What Worked (and What Didn't)

In 2015, Insight Squared doubled headcount following a funding round and moved into a larger space. However, this aggressive growth backfired—the company "got a little bit over our skis" in Shohmer's words, requiring layoffs about a year and a half to two years before this interview. Shohmer took full responsibility as CEO and emphasized that despite the difficult decisions, his core value remained: making Insight Squared "the best place any of our team has ever worked." The company won best place to work awards every year since founding, even as they managed the painful restructuring.

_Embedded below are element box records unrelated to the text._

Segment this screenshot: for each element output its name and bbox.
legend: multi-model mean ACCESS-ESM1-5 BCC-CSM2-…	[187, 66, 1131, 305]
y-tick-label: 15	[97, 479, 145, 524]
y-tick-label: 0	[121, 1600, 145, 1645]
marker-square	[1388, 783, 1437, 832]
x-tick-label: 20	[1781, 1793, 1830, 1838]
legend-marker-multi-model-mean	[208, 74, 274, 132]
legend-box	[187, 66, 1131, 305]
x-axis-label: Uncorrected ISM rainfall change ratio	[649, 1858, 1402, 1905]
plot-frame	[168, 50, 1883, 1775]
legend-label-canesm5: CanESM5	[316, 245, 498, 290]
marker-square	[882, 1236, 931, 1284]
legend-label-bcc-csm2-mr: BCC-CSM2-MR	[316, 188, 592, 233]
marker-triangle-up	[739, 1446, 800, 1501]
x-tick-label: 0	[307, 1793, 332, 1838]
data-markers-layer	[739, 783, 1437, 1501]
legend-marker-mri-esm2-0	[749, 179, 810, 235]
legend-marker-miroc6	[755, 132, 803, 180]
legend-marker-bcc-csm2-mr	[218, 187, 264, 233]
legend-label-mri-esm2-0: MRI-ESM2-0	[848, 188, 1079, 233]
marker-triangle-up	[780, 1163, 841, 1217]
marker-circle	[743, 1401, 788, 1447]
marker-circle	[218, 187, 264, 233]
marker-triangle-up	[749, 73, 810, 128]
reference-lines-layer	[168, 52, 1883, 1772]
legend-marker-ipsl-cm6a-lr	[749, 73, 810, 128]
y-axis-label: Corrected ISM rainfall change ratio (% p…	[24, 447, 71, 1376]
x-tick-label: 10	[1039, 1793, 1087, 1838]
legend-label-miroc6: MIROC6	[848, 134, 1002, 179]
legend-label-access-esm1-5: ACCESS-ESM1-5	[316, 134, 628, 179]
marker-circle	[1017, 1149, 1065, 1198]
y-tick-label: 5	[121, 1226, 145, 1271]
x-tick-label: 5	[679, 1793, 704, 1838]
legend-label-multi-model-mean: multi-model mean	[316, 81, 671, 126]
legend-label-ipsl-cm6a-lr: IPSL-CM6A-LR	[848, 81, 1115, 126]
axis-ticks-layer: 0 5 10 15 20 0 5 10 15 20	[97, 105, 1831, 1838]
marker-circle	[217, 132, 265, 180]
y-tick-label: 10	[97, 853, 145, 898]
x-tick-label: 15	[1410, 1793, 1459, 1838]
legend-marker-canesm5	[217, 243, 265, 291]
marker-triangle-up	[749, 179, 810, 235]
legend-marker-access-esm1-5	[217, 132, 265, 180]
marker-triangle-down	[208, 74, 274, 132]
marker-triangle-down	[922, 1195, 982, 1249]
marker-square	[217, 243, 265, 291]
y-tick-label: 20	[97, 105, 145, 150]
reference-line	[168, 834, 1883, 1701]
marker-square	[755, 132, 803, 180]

After the reset, Shohmer shifted focus toward sustainable growth and profitability. Rather than chase aggressive scaling, the company focused on product maturity—working with larger organizations as the platform's power increased. Revenue grew substantially relative to headcount: despite only a slight increase in team size post-correction, their customer base and revenue expanded significantly. Shohmer credited this to the maturation of their product and ability to serve larger organizations.

Where They Are Now

With 135 people concentrated in Boston (and a few remote team members), Insight Squared operates in a market Shohmer sees as still early. Sales technology was fragmented—five years prior, a CEO wouldn't even understand the concept of a "sales tech stack." Now, companies like Insight Squared worked alongside multiple specialized tools (Clearbit, FullContact, Amaze, Chorus, and others) to drive account-based selling and machine learning-driven coaching. Shohmer refused to share exact ARR figures but indicated they had substantial revenue. Looking forward, he positioned sales enablement as the next frontier of enterprise software, roughly where marketing tech was a decade prior—a massive opportunity for focused, specialized players who mastered a single domain.

Why It Worked
  • By deeply specializing in sales analytics rather than competing in the broad business intelligence market, Insight Squared created a category-defining position with less competition and clearer product-market fit.
  • Early venture capital enabled significant R&D investment that built product depth and capability to eventually serve enterprise customers, creating a defensible moat that bootstrapped competitors could not match.
  • The team recognized and rode a major industry wave—sales operations' digital transformation mirrored marketing's a decade earlier—which meant demand for their solution grew naturally as the market matured.
  • Moving upstream from SMB to enterprise customers aligned with product maturity, allowing the company to capture higher-value deals and improve unit economics without chasing unsustainable growth.
  • Focusing on sustainable profitability and employee culture after the growth correction created operational discipline that generated more revenue per headcount and reduced churn-driven instability.
How to Replicate
  • 1.Identify a specific operational pain point in one vertical (not a horizontal problem) where an existing dominant tool has gaps—then build your company to own that vertical rather than compete broadly.
  • 2.Raise venture capital specifically to fund R&D depth in your chosen area, enabling you to build product capabilities that serve larger customers than competitors relying solely on bootstrap revenue.
  • 3.Map your target vertical to analogous industries that underwent digital transformation 5-10 years earlier, and position your product as filling the same gap for your vertical.
  • 4.Start with SMB customers to achieve initial product-market fit and revenue, then deliberately migrate your product roadmap toward mid-market and enterprise requirements as your platform matures.
  • 5.After periods of aggressive growth, conduct a disciplined reset focused on unit economics and profitability per employee rather than pure headcount or revenue growth to build sustainable leverage.